Source: africanews
The European Union and Tunisia signed a “strategic partnership” in Tunis on Sunday, focusing on the fight against illegal immigration, but also designed to support the North African country in the face of serious economic difficulties.
The President of the European Commission, Ursula von der Leyen, welcomed the agreement, which will enable Tunisia to “invest in shared prosperity”, citing “five pillars”, including the all-important question of migration.
Along with Libya, Tunisia is the main point of departure for thousands of migrants crossing the central Mediterranean to Europe.
Italian Prime Minister Giorgia Meloni and Dutch Prime Minister Mark Rutte accompanied the European leader after the trio’s first visit a month ago, during which they proposed this partnership.
The five pillars are “macro-economic stability, trade and investment, green energy transition, people-to-people links, migration and mobility”, says the Commission in a press release.
The Memorandum of Understanding marks “another important step towards tackling the migration crisis in an integrated way”, said a delighted Mrs Meloni, who has invited Tunisian President Kais Saied to attend a summit on migration in Rome next Sunday.
Among other things, they agreed to extend the Erasmus exchange program to Tunisia and to provide €65 million in aid for 80 schools.
On the energy front, the European leaders recalled that Tunisia is involved in projects for an undersea fiber-optic cable and an electricity cable to link the two shores of the Mediterranean.

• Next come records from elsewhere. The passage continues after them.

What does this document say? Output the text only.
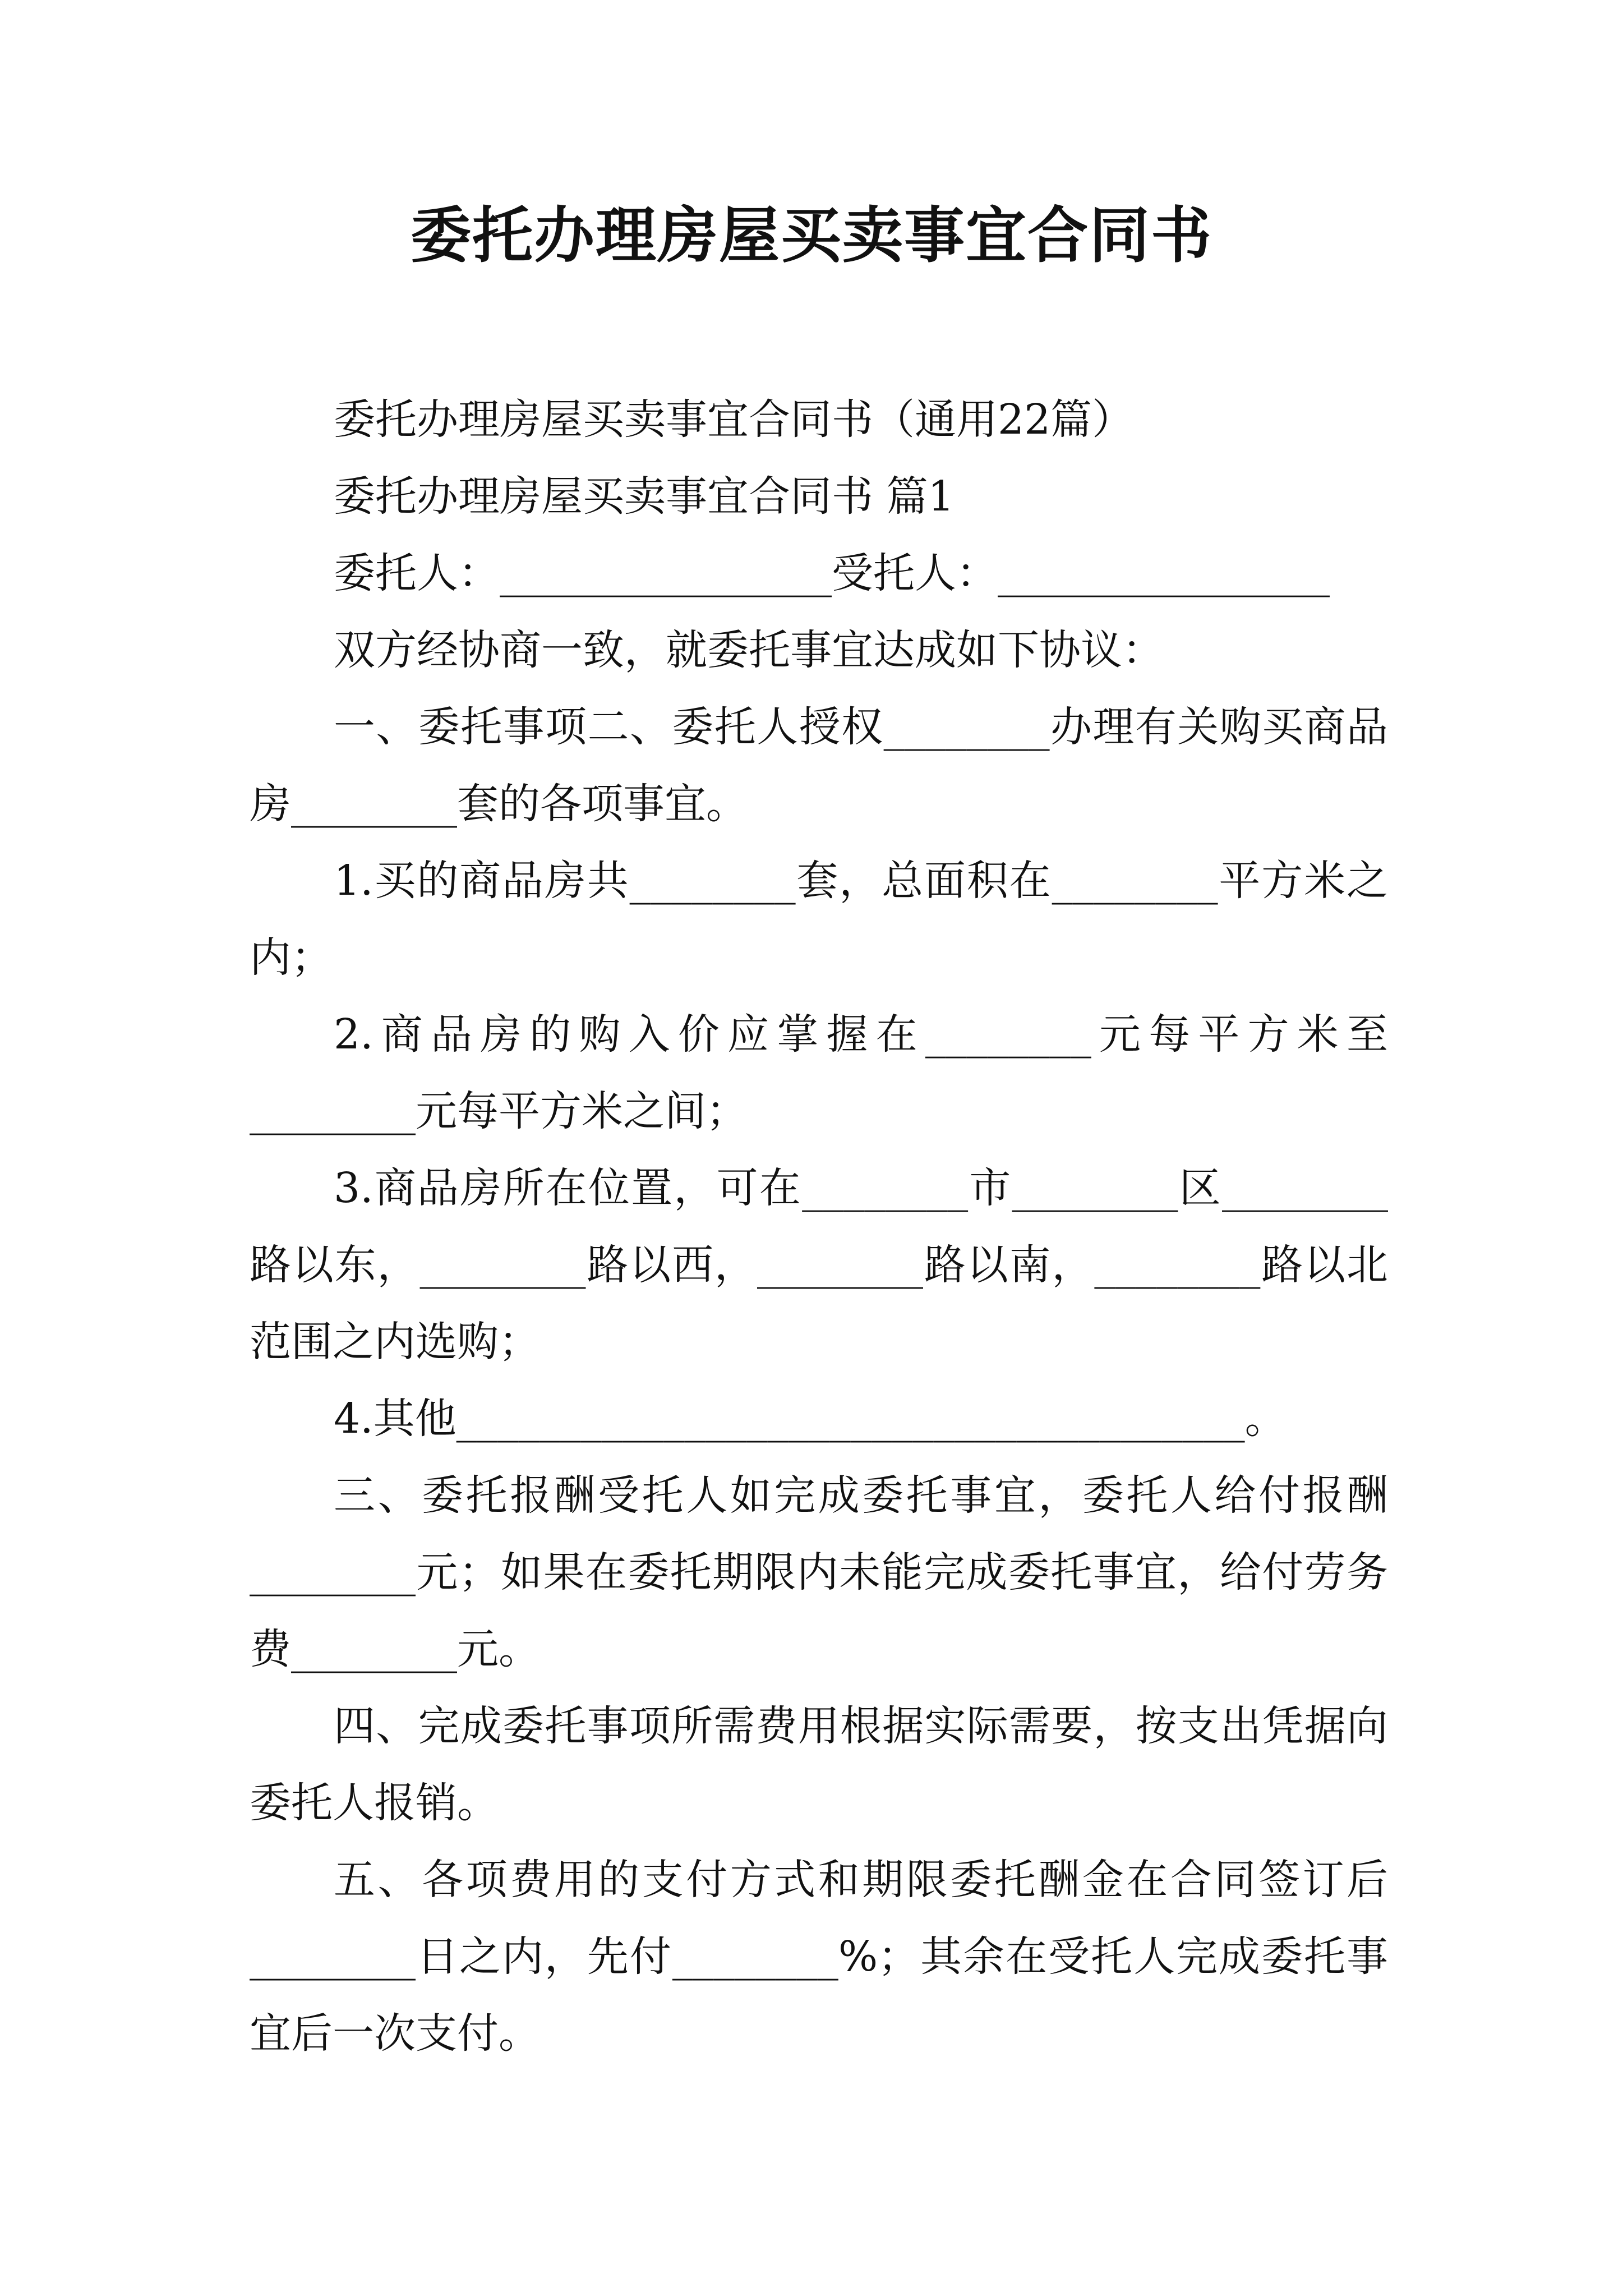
委托办理房屋买卖事宜合同书

委托办理房屋买卖事宜合同书（通用22篇）

委托办理房屋买卖事宜合同书 篇1

委托人：________________受托人：________________

双方经协商一致，就委托事宜达成如下协议：

一、委托事项二、委托人授权________办理有关购买商品房________套的各项事宜。

1.买的商品房共________套，总面积在________平方米之内；

2.商品房的购入价应掌握在________元每平方米至________元每平方米之间；

3.商品房所在位置，可在________市________区________路以东，________路以西，________路以南，________路以北范围之内选购；

4.其他______________________________________。

三、委托报酬受托人如完成委托事宜，委托人给付报酬________元；如果在委托期限内未能完成委托事宜，给付劳务费________元。

四、完成委托事项所需费用根据实际需要，按支出凭据向委托人报销。

五、各项费用的支付方式和期限委托酬金在合同签订后________日之内，先付________%；其余在受托人完成委托事宜后一次支付。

Mrs von der Leyen stressed that the EU was keen to support the development of renewable energies in the Maghreb country, which has “enormous potential”.
According to Ms Meloni, the partnership between Tunisia and the European Union (EU) “can be seen as a model for the establishment of new relations with North Africa”.
As for immigration, Mr. Rutte felt that the agreement would enable “better control of irregular immigration”.
President Saied addressed this issue to his counterparts, calling for “a collective agreement on inhumane immigration and (forced) displacement operations by criminal networks”.
– New means of cooperation” –
“Tunisians have given these immigrants everything that could be offered with unlimited generosity”, pleaded Mr. Saied, strongly criticized for the way in which hundreds of migrants were arrested in Tunisia, then “deported”, according to NGOs, to inhospitable areas on the borders with Algeria and Libya.
Testimonies given to AFP by telephone and videos sent to NGOs in Tunisia showed women and children abandoned in the middle of the desert without water, food or shelter.
Testimonies given by telephone to AFP and videos sent to NGOs in Tunisia showed women and children abandoned in the middle of the desert without water, food or shelter.
Libyan border guards told AFP on Sunday that they had rescued at least 70 migrants wandering in unbearable temperatures and without any help in a border area between the two countries.
An increasingly openly xenophobic discourse has spread in Tunisia since Mr. Saied, who took over full power in July 2021, denounced illegal immigration in February, referring to “hordes of sub-Saharan migrants” who, he claimed, had come to “change the demographic composition” of the country.
In concrete terms, the agreement between Brussels and Tunis provides for 105 million euros in aid to combat illegal immigration.
The EU has also promised direct budgetary aid of 150 million euros in 2023, at a time when Tunisia, strangled by a debt representing 80% of its GDP, is running out of cash, causing regular shortages of basic necessities purchased directly by the state.
During its first visit, the European troika had referred to “macro-financial assistance of 900 million euros”, in the form of a loan that would have been provided to Tunisia over the next few years.
Mrs. von der Leyen affirmed on Sunday that Brussels remained “ready to provide this assistance as soon as the conditions are met”.
But this “assistance” is conditional on an agreement between Tunisia and the International Monetary Fund (IMF) on a new $2 billion credit, a dossier that has been deadlocked for months.
President Saied rejects two indispensable conditions for an agreement with the IMF: the lifting of subsidies on basic products and the restructuring of ailing state enterprises.
We need to “find new means of cooperation outside the international monetary framework”, he said on Sunday.